Aikido is a discipline ideally suited to redirecting energy and using the opponent’s momentum in your favor, and it includes a training set called taninzudori, in which one practices against multiple attackers. I’d found it a refreshing twentieth-century adaptation of older styles. The ghouls, therefore, found themselves thrown or spun awkwardly behind me, where Granuaile was waiting with the scythe. Though the weapon is somewhat unwieldy, it tends to deliver mortal blows, which Granuaile distributed quickly. The last three, seeing what had happened to the rest of the shroud, reconsidered their charge and slowed down. They began to spread out in a half circle.

Meanwhile, behind me, the unbridled panic of the other carnival goers was subsiding just enough for them to start shouting questions, since they had seen us kill some bad guys and assumed we must have all the answers.

“What’s going on? Can you get us out of here? What are those things? Don’t you have a gun?”

I didn’t know how any of this would be explained to the survivors—somehow I doubted they’d believe it was a pocket of swamp gas—but first I had to ensure that there would be survivors. And I also needed to find the portal that the demons had used to get here. So far I hadn’t spotted it, but I hadn’t had the luxury of time to look around either.

I didn’t want to go on the attack, because it would leave my back open and they were set now, so I hawked up something juicy and spit at the one on my right. It landed right on his forehead, and he promptly lost his ghoulish composure.

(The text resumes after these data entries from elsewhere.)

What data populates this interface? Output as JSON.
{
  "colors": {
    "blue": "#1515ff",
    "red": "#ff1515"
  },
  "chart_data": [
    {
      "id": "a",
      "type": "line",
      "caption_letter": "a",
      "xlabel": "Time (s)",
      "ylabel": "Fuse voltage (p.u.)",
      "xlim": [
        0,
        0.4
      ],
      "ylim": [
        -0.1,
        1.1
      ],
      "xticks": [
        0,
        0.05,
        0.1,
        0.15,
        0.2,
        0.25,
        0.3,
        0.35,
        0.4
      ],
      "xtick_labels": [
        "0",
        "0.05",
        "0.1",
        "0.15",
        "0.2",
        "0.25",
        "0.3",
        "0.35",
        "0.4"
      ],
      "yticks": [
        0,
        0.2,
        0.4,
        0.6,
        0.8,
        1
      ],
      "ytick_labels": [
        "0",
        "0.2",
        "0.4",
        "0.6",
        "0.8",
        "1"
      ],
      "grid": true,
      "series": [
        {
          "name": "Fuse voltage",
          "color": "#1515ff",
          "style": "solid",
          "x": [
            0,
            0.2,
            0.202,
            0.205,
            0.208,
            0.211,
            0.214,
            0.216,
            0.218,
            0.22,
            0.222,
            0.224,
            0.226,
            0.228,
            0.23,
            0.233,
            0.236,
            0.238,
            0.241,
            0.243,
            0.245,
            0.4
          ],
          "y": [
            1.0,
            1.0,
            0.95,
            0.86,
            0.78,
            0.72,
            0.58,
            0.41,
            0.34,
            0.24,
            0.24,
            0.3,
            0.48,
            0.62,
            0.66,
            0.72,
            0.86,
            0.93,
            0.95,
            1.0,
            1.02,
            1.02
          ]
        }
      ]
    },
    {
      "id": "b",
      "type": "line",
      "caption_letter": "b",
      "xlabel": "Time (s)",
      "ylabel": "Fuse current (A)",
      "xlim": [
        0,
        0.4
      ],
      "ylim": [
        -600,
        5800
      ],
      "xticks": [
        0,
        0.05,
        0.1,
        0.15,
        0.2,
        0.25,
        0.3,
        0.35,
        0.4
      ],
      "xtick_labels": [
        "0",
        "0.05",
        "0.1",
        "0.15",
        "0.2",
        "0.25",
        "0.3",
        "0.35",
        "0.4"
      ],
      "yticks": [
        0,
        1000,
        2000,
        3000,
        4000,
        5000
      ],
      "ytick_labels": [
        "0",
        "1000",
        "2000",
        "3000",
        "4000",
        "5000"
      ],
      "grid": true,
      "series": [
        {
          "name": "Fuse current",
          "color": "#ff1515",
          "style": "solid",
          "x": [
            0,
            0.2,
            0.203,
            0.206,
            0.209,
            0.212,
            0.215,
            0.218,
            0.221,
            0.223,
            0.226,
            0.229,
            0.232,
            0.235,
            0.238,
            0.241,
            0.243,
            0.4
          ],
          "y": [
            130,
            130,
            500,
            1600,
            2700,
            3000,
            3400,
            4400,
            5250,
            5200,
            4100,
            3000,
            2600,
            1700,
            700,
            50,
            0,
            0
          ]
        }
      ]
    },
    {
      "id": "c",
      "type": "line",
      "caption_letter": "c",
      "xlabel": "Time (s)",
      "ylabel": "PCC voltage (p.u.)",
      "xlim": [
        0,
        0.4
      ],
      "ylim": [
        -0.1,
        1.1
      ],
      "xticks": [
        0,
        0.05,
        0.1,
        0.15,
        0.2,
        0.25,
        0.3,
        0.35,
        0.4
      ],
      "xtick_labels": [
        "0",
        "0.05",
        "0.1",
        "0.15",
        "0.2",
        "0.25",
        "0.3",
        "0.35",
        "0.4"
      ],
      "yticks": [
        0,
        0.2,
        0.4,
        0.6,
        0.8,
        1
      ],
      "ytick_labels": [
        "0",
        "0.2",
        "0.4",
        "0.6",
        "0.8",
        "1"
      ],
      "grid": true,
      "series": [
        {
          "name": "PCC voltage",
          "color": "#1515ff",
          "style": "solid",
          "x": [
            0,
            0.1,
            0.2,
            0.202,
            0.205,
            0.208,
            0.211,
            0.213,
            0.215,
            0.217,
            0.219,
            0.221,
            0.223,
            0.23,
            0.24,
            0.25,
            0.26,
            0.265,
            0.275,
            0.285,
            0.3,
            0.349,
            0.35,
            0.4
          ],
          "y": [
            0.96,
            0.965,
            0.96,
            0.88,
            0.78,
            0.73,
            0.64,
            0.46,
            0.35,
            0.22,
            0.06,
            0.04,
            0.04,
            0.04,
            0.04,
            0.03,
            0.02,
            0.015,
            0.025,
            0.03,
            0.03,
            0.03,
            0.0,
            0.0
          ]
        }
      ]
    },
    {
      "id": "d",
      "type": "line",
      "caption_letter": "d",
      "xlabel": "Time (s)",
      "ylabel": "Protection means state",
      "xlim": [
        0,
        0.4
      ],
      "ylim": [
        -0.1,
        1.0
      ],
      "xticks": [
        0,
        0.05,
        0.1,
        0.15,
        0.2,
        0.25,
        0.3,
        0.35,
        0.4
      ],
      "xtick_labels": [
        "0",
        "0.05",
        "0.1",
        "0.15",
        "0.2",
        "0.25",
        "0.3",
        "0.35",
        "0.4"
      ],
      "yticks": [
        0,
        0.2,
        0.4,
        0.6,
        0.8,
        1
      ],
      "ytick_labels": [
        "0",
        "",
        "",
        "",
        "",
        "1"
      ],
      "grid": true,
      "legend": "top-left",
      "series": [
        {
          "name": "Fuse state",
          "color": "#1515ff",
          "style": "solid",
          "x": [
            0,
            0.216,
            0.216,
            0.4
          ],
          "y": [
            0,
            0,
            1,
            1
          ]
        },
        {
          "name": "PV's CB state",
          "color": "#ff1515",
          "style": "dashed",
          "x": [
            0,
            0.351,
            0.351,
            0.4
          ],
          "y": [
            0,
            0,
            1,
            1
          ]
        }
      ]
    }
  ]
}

It wasn’t that he was grossed out; ghouls find far fouler substances than sputum to be quite tasty. He simply knew an insult when it smacked wetly on his face. Enraged, he lunged at me, and I tossed him at the one on the left, sending them both tumbling. That left the ghoul in the center all alone for a few seconds with no backup. I charged him and shoved my fingers into his eyes. He scratched me deeply on either side of my rib cage, burning cuts I’d have to work hard to heal, but he backed off and would never see the coup de grace coming. I grabbed one of his arms and whipped him around so that my back was to the wall of bodies, then kicked him in the chest so that he was staggering backward, where Granuaile could easily finish him. I backpedaled at the approach of the other two, who had disentangled and were coming now.